Hematologic, electromyographic, and histopathologic findings for this dog resembled those reported in humans with polymyositis.4,11,14,15 Electromyographical examination revealed increased insertional activity characterized by polyphasic potentials of variable amplitude and duration. This activity, which is highly characteristic of polymyositis, has been considered a result of alteration of the muscle membrane.14 The fibrillation potentials are most likely the result of segmental necrosis of muscle fibers.14 We used immunohistochemical techniques on frozen sections of mild lesions to identify cells in the early stage of myositis. CD8+ T cells were intimately associated with fewer macrophages, and increased expression of MHC class I was apparent on the surface of noninflamed muscle fibers. Previous immunohistochemical studies have demonstrated that intense expression of MHC class I and close interaction between cytotoxic T cells and macrophages consistently occur in humans with polymyositis.9 The expression of class I MHC on target cells is considered to be indispensable for the cytolytic action of cytotoxic T cells sensitized to a foreign molecule, such as a viral antigen that appears following infection of the target cell.10,12 There is ample evidence of damage to muscle fibers caused by cytotoxic T cells, which in general require class I MHC expression on target cells for the deleterious action.2,3,7,8 However, in humans, the factors or agents that trigger increased class I MHC expression have not been defined. Because of the lack of suitable immunologic reagents, it was not possible to identify cells. Therefore, we could not determine whether CD4+ T cells were present in the lesions.

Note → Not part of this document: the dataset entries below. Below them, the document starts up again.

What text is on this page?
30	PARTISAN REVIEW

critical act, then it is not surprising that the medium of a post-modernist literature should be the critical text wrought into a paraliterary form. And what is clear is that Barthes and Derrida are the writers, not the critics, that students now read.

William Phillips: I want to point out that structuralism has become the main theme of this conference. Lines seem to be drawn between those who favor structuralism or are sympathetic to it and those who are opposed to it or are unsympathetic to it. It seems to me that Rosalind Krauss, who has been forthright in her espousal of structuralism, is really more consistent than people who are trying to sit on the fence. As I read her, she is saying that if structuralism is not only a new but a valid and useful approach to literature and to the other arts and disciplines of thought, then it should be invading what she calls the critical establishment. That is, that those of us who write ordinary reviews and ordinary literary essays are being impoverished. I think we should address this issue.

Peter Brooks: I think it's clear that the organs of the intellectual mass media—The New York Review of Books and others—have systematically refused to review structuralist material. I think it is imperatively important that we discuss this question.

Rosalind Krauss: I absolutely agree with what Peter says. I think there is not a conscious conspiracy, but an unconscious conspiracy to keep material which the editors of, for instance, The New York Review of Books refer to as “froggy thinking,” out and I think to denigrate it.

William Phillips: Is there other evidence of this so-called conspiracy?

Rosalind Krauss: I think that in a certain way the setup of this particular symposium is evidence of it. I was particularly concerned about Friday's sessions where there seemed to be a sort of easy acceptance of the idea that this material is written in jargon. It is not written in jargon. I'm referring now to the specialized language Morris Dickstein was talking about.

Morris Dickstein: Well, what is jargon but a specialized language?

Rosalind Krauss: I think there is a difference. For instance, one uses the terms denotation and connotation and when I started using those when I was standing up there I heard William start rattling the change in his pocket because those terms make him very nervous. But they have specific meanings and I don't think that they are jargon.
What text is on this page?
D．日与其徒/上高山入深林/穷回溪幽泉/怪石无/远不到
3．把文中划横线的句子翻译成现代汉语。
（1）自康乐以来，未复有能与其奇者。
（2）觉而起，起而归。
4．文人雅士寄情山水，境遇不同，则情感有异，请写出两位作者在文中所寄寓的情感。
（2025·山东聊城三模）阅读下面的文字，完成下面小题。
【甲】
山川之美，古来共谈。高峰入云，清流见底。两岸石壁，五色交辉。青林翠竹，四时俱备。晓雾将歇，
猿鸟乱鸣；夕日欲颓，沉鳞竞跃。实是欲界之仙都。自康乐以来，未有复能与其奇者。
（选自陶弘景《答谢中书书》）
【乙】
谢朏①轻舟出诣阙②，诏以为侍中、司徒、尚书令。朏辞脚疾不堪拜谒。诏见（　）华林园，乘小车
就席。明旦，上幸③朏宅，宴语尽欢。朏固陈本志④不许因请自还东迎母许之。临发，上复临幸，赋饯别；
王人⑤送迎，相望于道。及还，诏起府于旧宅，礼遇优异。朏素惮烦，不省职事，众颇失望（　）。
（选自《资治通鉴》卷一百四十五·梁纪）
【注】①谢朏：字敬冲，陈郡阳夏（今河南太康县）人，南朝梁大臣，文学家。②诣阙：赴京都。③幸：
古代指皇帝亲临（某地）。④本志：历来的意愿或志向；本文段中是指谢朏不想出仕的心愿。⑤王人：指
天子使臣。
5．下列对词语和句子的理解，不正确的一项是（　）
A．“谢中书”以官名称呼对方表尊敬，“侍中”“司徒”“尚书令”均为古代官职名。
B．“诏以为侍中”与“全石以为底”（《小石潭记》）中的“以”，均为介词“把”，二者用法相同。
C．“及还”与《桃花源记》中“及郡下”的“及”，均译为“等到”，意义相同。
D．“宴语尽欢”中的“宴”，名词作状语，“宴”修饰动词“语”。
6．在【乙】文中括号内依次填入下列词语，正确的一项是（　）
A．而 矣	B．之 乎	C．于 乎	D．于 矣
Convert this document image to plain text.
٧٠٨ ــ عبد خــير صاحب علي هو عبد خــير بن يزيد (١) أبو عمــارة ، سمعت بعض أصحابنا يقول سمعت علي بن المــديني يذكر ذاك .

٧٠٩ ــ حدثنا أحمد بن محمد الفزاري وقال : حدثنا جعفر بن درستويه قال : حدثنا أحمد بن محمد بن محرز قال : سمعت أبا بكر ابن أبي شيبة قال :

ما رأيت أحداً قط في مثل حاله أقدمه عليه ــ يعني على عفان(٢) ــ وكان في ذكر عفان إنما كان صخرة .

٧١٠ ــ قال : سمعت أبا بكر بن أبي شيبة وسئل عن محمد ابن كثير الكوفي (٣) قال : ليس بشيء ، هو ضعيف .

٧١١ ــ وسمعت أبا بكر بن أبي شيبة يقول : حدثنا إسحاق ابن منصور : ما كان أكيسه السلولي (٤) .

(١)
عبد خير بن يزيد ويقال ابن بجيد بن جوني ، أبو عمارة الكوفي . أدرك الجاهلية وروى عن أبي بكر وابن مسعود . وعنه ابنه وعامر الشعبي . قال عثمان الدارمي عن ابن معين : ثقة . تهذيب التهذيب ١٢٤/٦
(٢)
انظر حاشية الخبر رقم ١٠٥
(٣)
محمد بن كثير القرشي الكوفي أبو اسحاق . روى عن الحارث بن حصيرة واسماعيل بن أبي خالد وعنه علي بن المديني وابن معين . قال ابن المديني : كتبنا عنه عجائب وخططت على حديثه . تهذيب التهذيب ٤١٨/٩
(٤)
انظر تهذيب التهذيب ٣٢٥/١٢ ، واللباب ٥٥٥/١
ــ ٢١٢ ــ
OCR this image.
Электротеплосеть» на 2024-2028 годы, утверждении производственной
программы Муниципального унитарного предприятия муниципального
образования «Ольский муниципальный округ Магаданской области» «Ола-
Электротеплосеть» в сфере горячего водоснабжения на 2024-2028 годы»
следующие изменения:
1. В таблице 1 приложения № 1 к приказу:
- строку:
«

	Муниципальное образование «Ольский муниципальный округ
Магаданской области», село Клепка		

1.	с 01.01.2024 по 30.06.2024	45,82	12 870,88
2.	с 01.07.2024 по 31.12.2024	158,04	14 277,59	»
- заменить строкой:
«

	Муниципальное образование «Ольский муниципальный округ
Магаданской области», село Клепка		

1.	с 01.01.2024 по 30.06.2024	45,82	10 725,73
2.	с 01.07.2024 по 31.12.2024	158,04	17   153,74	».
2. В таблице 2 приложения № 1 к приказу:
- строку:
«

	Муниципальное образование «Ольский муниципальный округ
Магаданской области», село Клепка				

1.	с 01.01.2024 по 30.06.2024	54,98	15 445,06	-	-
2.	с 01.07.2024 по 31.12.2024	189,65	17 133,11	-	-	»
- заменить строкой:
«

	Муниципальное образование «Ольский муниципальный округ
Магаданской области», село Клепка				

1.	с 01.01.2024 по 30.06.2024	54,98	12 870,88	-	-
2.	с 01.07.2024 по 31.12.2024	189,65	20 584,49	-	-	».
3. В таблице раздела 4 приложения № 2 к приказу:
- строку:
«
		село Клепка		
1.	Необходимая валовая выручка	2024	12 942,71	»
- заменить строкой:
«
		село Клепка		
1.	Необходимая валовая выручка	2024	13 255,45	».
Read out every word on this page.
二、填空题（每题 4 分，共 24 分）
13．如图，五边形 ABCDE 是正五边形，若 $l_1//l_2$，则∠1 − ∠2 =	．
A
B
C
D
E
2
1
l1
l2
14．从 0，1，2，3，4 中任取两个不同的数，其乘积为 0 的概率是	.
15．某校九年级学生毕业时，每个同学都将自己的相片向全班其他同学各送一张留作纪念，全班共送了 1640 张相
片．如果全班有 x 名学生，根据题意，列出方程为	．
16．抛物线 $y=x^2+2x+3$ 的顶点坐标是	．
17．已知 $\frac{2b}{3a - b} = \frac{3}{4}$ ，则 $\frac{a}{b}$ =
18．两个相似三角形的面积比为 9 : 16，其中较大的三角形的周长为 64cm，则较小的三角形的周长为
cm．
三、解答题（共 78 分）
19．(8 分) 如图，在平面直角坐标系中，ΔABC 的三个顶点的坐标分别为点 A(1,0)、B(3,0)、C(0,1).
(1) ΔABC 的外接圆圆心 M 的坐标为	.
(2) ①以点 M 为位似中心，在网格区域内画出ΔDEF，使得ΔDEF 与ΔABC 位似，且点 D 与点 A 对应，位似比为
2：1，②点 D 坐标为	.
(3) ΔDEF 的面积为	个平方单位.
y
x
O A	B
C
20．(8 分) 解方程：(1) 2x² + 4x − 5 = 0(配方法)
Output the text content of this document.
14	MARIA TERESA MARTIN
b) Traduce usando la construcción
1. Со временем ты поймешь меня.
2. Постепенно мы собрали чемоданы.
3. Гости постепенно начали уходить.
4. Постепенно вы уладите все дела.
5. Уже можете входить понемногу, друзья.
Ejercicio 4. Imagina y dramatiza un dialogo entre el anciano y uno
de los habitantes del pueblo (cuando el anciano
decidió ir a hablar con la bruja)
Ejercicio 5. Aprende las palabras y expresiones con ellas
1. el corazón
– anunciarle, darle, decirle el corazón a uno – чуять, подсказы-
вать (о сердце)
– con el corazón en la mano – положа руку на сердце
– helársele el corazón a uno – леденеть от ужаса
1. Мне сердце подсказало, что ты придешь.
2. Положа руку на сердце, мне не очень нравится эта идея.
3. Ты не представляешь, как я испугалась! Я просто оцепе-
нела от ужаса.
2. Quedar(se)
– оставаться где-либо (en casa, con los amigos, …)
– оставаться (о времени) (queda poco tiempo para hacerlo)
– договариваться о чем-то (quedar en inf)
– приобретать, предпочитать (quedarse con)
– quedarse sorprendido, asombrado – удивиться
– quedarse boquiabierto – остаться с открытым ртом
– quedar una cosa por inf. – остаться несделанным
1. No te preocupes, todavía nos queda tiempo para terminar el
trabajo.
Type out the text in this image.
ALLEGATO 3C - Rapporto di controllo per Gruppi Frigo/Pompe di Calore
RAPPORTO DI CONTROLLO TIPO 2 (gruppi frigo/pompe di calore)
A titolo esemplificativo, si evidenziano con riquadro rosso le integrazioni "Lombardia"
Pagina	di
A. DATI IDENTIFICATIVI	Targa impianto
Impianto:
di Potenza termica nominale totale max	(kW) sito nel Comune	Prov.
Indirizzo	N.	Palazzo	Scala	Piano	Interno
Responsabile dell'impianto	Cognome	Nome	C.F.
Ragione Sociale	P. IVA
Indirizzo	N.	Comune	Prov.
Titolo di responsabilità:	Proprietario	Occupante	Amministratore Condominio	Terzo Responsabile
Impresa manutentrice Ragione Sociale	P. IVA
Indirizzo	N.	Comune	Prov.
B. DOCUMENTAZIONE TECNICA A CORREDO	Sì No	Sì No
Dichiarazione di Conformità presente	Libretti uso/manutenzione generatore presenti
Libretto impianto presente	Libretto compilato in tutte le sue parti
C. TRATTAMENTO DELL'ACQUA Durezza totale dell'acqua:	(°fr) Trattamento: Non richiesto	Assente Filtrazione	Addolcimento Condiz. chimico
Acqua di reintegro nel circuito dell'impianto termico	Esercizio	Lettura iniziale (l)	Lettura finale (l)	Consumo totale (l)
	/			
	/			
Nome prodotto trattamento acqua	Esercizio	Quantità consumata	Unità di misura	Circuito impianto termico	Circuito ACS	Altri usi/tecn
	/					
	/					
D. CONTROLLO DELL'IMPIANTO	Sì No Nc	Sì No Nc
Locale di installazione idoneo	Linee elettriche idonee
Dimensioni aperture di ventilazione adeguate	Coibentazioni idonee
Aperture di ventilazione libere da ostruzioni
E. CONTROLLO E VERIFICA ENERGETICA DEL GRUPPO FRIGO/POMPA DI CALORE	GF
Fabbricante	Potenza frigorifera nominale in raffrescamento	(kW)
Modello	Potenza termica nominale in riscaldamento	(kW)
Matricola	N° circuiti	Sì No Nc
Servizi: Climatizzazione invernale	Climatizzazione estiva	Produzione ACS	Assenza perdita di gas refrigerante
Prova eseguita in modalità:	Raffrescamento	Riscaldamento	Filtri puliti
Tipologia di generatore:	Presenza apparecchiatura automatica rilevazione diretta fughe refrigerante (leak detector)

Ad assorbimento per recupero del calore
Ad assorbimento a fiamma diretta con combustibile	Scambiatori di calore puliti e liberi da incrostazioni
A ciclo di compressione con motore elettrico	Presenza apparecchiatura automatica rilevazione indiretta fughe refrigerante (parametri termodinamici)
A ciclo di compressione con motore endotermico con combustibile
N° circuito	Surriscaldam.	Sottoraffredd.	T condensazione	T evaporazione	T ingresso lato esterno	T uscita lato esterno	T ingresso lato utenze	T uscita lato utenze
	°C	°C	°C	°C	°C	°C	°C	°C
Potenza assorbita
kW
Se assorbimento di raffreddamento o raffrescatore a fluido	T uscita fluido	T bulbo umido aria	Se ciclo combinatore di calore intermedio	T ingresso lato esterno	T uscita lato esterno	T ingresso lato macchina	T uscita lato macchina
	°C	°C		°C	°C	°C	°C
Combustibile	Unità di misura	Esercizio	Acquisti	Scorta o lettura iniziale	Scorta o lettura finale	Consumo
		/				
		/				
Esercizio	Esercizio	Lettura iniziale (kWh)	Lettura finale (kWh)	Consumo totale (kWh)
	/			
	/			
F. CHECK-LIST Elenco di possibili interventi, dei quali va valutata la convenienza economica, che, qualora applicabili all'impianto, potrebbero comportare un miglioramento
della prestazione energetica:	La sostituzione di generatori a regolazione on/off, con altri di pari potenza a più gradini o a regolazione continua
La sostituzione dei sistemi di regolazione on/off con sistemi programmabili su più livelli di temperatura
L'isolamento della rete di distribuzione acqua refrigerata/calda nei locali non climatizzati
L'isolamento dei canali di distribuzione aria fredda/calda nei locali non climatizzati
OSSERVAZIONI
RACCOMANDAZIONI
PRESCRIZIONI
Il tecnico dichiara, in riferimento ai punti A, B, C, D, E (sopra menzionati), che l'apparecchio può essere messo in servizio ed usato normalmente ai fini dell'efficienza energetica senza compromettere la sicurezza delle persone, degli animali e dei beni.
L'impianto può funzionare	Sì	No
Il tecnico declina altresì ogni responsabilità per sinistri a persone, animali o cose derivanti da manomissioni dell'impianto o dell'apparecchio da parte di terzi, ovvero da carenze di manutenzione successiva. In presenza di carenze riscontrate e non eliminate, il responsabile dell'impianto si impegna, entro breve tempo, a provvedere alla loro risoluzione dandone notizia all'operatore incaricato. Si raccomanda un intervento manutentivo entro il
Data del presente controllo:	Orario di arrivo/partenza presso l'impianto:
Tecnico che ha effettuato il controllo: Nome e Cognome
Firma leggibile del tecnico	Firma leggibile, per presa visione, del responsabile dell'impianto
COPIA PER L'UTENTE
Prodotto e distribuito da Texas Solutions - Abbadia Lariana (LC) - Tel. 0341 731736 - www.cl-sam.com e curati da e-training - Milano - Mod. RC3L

Histopathologic findings in this case were characterized by severe development of myositis in the head, lumbar, and femur sites and by neuritis among the severely affected muscles. Expression of class I MHC was not demonstrable in these severe lesions because myocytes were completely necrotic. In a previous study of masticatory muscle myositis, there was a predilection for myositis with increased production of type 2M fiber-specific antibodies.15 Serum antibodies were not analyzed in the present study.
The results of this study demonstrated that both class I MHC expression on the surface of muscle fibers and participation of CD8+ T cells can play an important role in initiation of myositis. These findings may contribute to the elucidation of the pathogenesis of polymyositis in both humans and animals. Further study is required for the identification of the causative agents responsible for the intense expression of class I MHC and subsequent inflammation.